代わりに湧き上がったのは愛しく思う気持ちで、それに伴って会う度に大きくなる触れてしまいたい衝動を抑えるべく、一緒に過ごす時間をここ暫くのあいだは最小限に留めてきたのだ。
全ては無事に婚約式を執り行う為に。
「……それは一月半後にとっておく」
アルベルトはまた本に目を戻した。
「頭固ぁい。そんなに我慢してきて逆に危ないと思うな。やっと婚約出来たってなって爆発したらどうするの? きっと引くぜ、婚約者」
アルベルトは視線こそニコルに向けなかったが身体はピクッと動いた。
「お前、婚約者の前では優しい紳士ぶっちゃってんでしょ? 一月半後に婚約したからって急にガバッといったら嫌われるよ、絶対」
「……お前じゃあるまいしそんな事しない」
「俺だってスマートにやるよ。でもさ、ガス抜きはしといた方が良いって、何も彼女でやらなくたっていいんだし。だからさ、女の子と遊びに行こう!」
「お前は少し懲りろ! トラブルを更に抱えて帰る気か!」
叱られたニコルは不平を漏らしてカップを口に運ぶ。
「あーあ、お前がこんなに怖い奴なんだって知らないんだろうな婚約者ちゃん。外見も中身も狼なんだって知ったらどうなっちゃうだろう。アルが女性の心の機微を感じ取れるわけないから、きっと知らない所で泣くんだろうねー」
「俺はフェリシアを泣かさない」
「どうだかね、今も泣いてるかもよ? 本当はこんな怖い顔の奴と結婚したくなくて」
随分小さくなったが心の底にまだあった不安を、ピンポイントで攻撃されてアルベルトは少し動揺した。
「……そんな事」
だからか、否定を口にしようとしたが、ふと昨日のフェリシアの不可思議な言動を思い出した。
「……ニコル。女性がその……急に不可思議な言動というか言葉を使う時は何を考えているものなのだろう」
「不可思議な言動?」
「いや、乱暴というか何かの遊びなのかフェリシアが普段使わない様な言葉を急に……それはそれで珍しくて面白可愛かったんだが」
それを聞いたニコルは、はぁーっと馬鹿にした様に溜め息を吐いてみせた。
「ほぉらね、分かってないじゃん、なぁんにも。良いかいアル君、女の子が訳分からない事言い出した時は大体機嫌が悪いか不満がある時だ。そういう時は相手が話し終えるまで頷き続けて、最後にギュッとしてチュッてすれば万事解決する。たまに火種になるけどね」
小馬鹿にした割には中身の無いアドバイスにアルベルトは聞いた事を後悔した。
「……そうか、参考になったよ、礼を言うからもう喋らないでくれ」
「お前が聞くから答えてあげたのになんだよその態度は!」
冷たくあしらわれたニコルが悪態を吐いて怒っていると、客間の扉が開いた。
「兄様こちら? アルベルト様どこか……あら、お二人ともこちらにいらしたのね」
「ああガーダ、おはよう」
部屋に入って来たのは、ガーダと呼ばれた艶やかな黒髪に青紫の瞳を持った十代後半と思しき整った顔立ちの少女だった。
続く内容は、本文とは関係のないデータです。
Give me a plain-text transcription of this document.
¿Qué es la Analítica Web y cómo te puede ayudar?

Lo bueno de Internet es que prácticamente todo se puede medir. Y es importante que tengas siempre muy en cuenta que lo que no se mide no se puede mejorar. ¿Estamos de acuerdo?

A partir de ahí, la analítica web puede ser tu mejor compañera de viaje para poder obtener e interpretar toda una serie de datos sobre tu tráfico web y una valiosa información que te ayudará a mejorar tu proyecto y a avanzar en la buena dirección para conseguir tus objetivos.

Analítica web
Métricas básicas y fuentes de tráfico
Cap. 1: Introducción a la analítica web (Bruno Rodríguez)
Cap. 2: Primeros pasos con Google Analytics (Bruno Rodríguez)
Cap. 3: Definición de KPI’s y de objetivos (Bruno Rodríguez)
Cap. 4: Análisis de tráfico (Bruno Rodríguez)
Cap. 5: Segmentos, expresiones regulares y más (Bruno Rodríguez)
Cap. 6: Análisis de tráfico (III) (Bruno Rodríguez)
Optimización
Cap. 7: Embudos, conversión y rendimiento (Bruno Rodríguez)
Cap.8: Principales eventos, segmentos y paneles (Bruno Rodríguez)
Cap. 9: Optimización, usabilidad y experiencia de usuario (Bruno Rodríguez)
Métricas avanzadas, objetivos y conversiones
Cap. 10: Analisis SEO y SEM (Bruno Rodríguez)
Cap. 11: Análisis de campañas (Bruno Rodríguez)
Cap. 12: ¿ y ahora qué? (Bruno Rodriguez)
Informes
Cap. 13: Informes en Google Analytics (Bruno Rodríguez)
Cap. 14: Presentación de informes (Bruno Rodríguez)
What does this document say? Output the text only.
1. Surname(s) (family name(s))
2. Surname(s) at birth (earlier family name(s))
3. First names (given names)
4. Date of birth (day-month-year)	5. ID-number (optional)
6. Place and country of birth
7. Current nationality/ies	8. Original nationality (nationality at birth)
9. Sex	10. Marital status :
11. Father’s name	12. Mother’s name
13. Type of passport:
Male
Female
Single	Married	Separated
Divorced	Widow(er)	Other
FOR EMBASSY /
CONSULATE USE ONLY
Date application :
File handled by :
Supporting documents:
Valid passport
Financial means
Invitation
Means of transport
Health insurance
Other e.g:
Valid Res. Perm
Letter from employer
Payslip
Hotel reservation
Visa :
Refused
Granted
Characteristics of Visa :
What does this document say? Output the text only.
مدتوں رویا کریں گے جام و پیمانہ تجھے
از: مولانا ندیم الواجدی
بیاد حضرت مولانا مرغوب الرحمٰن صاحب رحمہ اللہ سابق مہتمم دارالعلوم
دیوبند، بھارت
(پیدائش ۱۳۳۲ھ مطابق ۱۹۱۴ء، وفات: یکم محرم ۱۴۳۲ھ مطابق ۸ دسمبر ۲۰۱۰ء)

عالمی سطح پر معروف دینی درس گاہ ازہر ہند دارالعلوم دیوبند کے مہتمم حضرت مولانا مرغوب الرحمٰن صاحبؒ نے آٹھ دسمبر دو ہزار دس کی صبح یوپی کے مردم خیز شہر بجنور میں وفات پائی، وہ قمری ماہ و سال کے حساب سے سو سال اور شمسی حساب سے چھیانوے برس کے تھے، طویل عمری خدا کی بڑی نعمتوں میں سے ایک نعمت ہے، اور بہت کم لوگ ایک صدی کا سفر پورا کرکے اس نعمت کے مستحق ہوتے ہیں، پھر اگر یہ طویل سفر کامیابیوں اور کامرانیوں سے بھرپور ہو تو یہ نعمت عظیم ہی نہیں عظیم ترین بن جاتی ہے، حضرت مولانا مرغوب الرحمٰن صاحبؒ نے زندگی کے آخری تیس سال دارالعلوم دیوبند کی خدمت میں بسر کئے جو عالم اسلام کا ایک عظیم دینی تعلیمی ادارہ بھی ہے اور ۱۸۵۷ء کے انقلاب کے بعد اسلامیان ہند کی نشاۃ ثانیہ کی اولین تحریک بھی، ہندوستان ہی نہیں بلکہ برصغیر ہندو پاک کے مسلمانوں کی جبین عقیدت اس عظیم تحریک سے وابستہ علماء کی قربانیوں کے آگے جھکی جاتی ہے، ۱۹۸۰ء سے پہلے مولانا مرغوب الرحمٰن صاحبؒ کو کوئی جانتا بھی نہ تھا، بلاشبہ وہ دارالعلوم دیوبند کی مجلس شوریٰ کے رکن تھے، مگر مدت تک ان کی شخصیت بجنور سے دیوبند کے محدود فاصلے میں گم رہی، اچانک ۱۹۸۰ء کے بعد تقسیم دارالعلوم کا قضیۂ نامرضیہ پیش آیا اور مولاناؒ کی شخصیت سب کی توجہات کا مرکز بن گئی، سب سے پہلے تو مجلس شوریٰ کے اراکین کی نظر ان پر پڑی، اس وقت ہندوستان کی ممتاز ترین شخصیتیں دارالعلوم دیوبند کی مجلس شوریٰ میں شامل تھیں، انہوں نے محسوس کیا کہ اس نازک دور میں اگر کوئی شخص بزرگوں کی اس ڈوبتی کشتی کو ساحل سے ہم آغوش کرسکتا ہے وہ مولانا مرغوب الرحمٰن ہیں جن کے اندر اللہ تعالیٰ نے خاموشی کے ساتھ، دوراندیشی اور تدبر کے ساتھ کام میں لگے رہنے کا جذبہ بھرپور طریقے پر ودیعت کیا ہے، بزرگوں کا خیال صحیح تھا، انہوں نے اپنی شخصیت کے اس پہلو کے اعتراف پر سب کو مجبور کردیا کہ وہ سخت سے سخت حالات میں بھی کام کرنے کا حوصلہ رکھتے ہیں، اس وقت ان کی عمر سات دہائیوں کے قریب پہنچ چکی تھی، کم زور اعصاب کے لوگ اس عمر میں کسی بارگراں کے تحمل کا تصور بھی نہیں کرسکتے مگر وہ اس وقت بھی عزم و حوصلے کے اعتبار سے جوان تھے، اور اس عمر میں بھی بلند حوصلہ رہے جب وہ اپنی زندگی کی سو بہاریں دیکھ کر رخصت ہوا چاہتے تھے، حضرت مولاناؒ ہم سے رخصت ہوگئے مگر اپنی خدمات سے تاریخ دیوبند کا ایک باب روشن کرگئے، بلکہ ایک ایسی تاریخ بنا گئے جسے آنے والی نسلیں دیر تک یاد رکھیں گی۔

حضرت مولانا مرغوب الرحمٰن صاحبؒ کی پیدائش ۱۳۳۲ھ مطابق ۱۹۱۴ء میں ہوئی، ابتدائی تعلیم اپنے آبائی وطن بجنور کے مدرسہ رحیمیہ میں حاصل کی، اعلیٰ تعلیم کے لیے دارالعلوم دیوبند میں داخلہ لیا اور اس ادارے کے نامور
「おはようございますアルベルト様。どちらにいらしたの? 探しましたのよ」
ガーダは言いながらニコルの隣に座る。
「訓練だよ、決まってるだろ? 俺達は騎士なんだからさ」
「兄様はなさってないのでしょ? 名ばかり騎士ですもの、知ってましてよ」
「可愛くない妹だよ本当。なんで俺の傷心旅行について来たんだ」
「私だってたまにはアルベルト様にお会いしたいですもの。それに……ちょっとこちらでやる事も」
毛先の方だけくるくるとした黒髪を揺らしてガーダは楽しそうに笑った。
「そういえば一人で出掛けているそうだな、こちらに友人でもいるのか?」
尋ねたアルベルトを十代にしては妖艶さのある目つきで一瞥してガーダは微笑んだ。
「友達……とまでは。都合の良い伝書鳩ってところかしら、ふふ」
楽しくて仕方がないといった風にクスクス笑う妹を横目にニコルは言った。
「ほらな、女の子はすぐに訳分からない事言う生き物だろ? だけどそういう訳分からない所を可愛がってやるもんなんだよ、女の子っていうのはさ」
さっきのニコルの理論からは外れ甚く上機嫌で訳の分からない事を言って笑っているガーダを見ながら、アルベルトはふわふわして掴み切れないフェリシアを思い浮かべた。